Когда машина тронулась, он вспомнил, что «в начале эры окончания» у каждого вывозимого предмета есть код, по которому его когда-нибудь могут вернуть. Только никто не возвращает то, о чём не знает. А город — не знает. Он смотрел на грязный борт, на воздух, который резал утро, и считал по памяти: 70 штук, 935 000, из них дорога, упаковка, комиссионные, остаток — на следующий рейс.
Он не чувствовал вины. Он чувствовал процедуру. Вина — не графа; процедура — графа. Там ставят печати.
...........
В нашем архиве есть раздел «Обоснование ценности». Он обычно пуст. Туда приносят письма, где просят «содействия» или «разрешить лицезреть». Туда же кладут газетные вырезки про собор, который не дожил, потому что «не вписался в плановый контур города». Туда я подшиваю ксерокопии форумных переписок — без адресов, без фамилий, только с цифрами и датами. Это тоже хроника: язык, на котором говорила эпоха «учёта», пока в домах ещё стояли вещи «памяти».
Крот закрыл ворота. Внутри остались остатки обёрточной бумаги, белая пыль на доске и узкая тропа от двери к столу, которую никто не заметит, кроме тех, кто умеет читать тени. Он провёл ладонью и собрал на коже крошку. Гипс хранит лето лучше памяти. Он сдул пыль в сторону реки.
Груз ушёл в столицу. Это формулируется просто, ровно, безучастно. «Партия уникальных гипсовых скульптур уехала в центр». В городе стало тише. Тишина — удобный материал: ею удобно забивать пустоты в отчётах.
По дороге домой он поймал себя на смехотворной мысли: что если поставить у воды табличку «Здесь был плановый вывоз»? Табличку всё равно сорвут. Но ветер иногда помнит лучше металла.
........
Из Инвентарной книги №0
Запись 2013/ПВ-1: «Предмет: партия 70 ед. Состояние: упаковано, опись приложена. Получатель: Центр. Основание: плановый вывоз. Комментарий: клейма «Мастер И. П. Короваев» встречены множественно; морской бюст — в числе отправленных».
Запись 2013/ПВ-2: «Рекомендации сторонних лиц: “в музей”. Решение держателя: “нужны деньги”. Итог: 935 000 за 70. Ожидаемость: высокая. Социальная польза: не подтверждена».

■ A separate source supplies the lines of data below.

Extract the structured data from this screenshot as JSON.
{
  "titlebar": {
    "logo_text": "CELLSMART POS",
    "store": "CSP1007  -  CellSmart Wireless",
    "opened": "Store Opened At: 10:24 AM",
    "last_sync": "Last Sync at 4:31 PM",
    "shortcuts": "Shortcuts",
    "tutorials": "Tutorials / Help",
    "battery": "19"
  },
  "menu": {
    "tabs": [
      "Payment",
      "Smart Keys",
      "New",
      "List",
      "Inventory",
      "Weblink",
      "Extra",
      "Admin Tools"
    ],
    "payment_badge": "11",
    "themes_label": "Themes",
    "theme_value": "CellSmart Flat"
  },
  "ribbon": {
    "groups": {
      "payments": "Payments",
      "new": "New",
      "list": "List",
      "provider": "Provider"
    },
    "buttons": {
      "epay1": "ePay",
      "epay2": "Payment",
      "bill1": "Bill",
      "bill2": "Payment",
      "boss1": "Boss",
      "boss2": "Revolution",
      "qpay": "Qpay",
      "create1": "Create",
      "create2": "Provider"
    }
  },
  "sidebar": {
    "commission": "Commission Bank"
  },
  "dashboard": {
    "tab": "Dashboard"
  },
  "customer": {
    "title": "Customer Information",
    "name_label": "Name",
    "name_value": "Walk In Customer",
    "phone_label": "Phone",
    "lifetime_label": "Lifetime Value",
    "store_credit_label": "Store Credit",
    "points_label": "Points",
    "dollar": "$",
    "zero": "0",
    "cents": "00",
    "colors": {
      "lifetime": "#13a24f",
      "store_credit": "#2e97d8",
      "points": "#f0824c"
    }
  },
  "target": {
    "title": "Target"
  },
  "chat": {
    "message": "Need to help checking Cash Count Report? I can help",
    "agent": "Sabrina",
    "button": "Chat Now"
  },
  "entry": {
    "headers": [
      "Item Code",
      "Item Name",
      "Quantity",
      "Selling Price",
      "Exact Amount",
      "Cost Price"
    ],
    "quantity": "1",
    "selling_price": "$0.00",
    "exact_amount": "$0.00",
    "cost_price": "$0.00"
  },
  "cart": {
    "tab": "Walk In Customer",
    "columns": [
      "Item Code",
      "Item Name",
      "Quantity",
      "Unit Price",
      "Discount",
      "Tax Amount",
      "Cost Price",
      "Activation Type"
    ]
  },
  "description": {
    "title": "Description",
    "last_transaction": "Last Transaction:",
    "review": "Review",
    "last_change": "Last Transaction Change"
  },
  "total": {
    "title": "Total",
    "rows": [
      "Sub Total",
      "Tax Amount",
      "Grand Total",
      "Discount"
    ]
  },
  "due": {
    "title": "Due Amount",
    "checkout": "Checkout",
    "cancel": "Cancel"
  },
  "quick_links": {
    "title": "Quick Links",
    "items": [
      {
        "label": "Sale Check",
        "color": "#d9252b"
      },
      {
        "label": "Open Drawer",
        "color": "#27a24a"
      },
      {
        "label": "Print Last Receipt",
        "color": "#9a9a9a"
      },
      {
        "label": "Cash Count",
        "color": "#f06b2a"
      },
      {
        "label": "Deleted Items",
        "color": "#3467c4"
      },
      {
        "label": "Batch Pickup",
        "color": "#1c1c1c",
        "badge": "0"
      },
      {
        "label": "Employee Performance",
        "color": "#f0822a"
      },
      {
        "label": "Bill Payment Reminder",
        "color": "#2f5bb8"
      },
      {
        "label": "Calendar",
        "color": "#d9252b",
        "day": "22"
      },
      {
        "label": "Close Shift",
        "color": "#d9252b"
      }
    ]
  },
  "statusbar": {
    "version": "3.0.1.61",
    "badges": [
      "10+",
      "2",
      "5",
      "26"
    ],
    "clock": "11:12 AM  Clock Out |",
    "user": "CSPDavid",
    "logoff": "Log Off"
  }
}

Примечание составителя: Иногда кажется, что век начинается с окончания. Но предметы — не века: у них нет начала и конца, у них есть возврат. Мы ведём учёт не потерь, а маршрутов. Где нет учёта, нет и потерь. Где нет маршрутов — нет и возвращений.
Я ставлю точку. Точка катится по строке и становится печатью. Печать — единственное, что у нас по-прежнему круглое. Всё остальное сделано под углом, чтобы легче было выносить.